C'est le cas à Glenburn, par exemple. On y boit le thé le petit doigt en l'air et on prononce «please» avec un accent british. Deux bungalows fastueux aux lignes coloniales sont ici perchés sur le bout d'une colline d'où déboulent les théiers. Les touristes se partagent huit suites avec vue sur les vallées et le massif du Kangchenjunga.

La plantation Glenburn couvre 7,5 km2 et les théiers en occupent les deux tiers. Près de 3800 personnes, les employés et leurs proches, y vivent. Il compte neuf communautés, sept écoles, trois garderies et deux infirmeries.

Ici, des cueilleuses récoltent de jeunes pousses en bavardant. Là, des enfants s'amusent. Plus loin, des hôtes pique-niquent près d'une rivière.

Aussitôt cueillies, les feuilles sont transformées dans la fabrique. Tandis que son gérant y guide deux touristes curieux de tout savoir sur la transformation, ceux-ci s'excusent en riant d'être des buveurs de café.

Au repas du soir, servi dans la salle à manger, les convives savourent des mets aux légers accents indiens, alors que tintent les couverts en argent.

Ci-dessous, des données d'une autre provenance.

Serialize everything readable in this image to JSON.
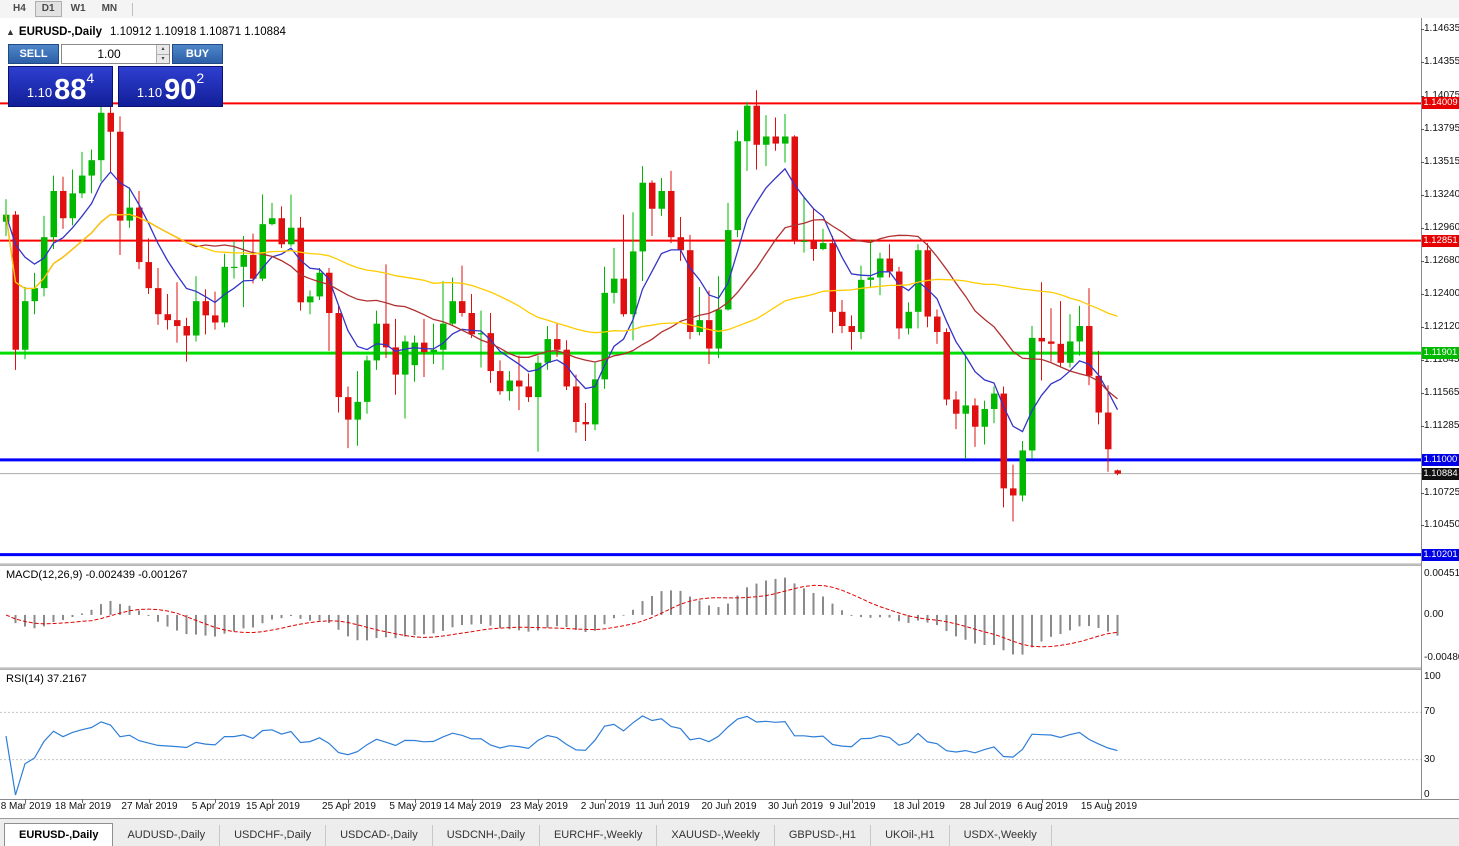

Dehors, une brise souffle. Au fait, il y a bien au moins un mythe. Celui de la découverte du thé par l'empereur chinois Shen Nong, en 2737 av. J.-C. Le vent aurait fait tomber une feuille de thé dans l'eau chaude qu'il s'apprêtait à boire.

Makaibari

Ce sont chez des habitants fiers de nous ouvrir leur demeure que l'on séjourne au jardin de thé de Makaibari. Celui-ci se distingue par les choix de ses gestionnaires. Ils sont les pionniers du thé biologique à Darjeeling, misent sur la biodynamie et encouragent le développement humain.

Séjour chez l'habitant: 15$ par nuitée par personne. Supplément exigé pour les visites guidées.

makaibari.com

Goomtee

La splendeur de la nature environnante et la tranquillité du jardin Goomtee appellent à la détente. Les quatre chambres du bungalow à l'ambiance feutrée, construit il y a plus de 100 ans, sont meublées avec goût et simplicité. Dégustez-y des pakoras (beignets) à la feuille de thé! 175$ par nuitée pour deux personnes. Repas végétariens et visites guidées inclus.

goomtee.com

Singtom

Le bouddha veille sur les invités du jardin Singtom. Il figure un peu partout dans la décoration du bungalow construit en 1862. Ce dernier compte quatre chambres, aussi vastes qu'accueillantes, chacune avec son foyer. Le jardin est près de la ville de Darjeeling. Chambre de 175$ à 200$ par nuitée. Deux repas végétariens et visites guidées inclus. Cours de yoga organisés sur demande.

singtomresort.com

Glenburn

Le jardin Glenburn est l'un des plus somptueux de Darjeeling. Quelque 1200 visiteurs par année y coulent une paisible retraite dans l'un des deux bungalows. 600$ par nuitée pour deux personnes. Repas, transport avec chauffeur depuis l'aéroport ou lors d'excursions d'un jour, visites guidées, etc. inclus.

glenburnteaestate.com

Le thé est le liquide le plus bu au monde après l'eau. Visiter et séjourner dans une plantation permet de mieux comprendre cette boisson millénaire.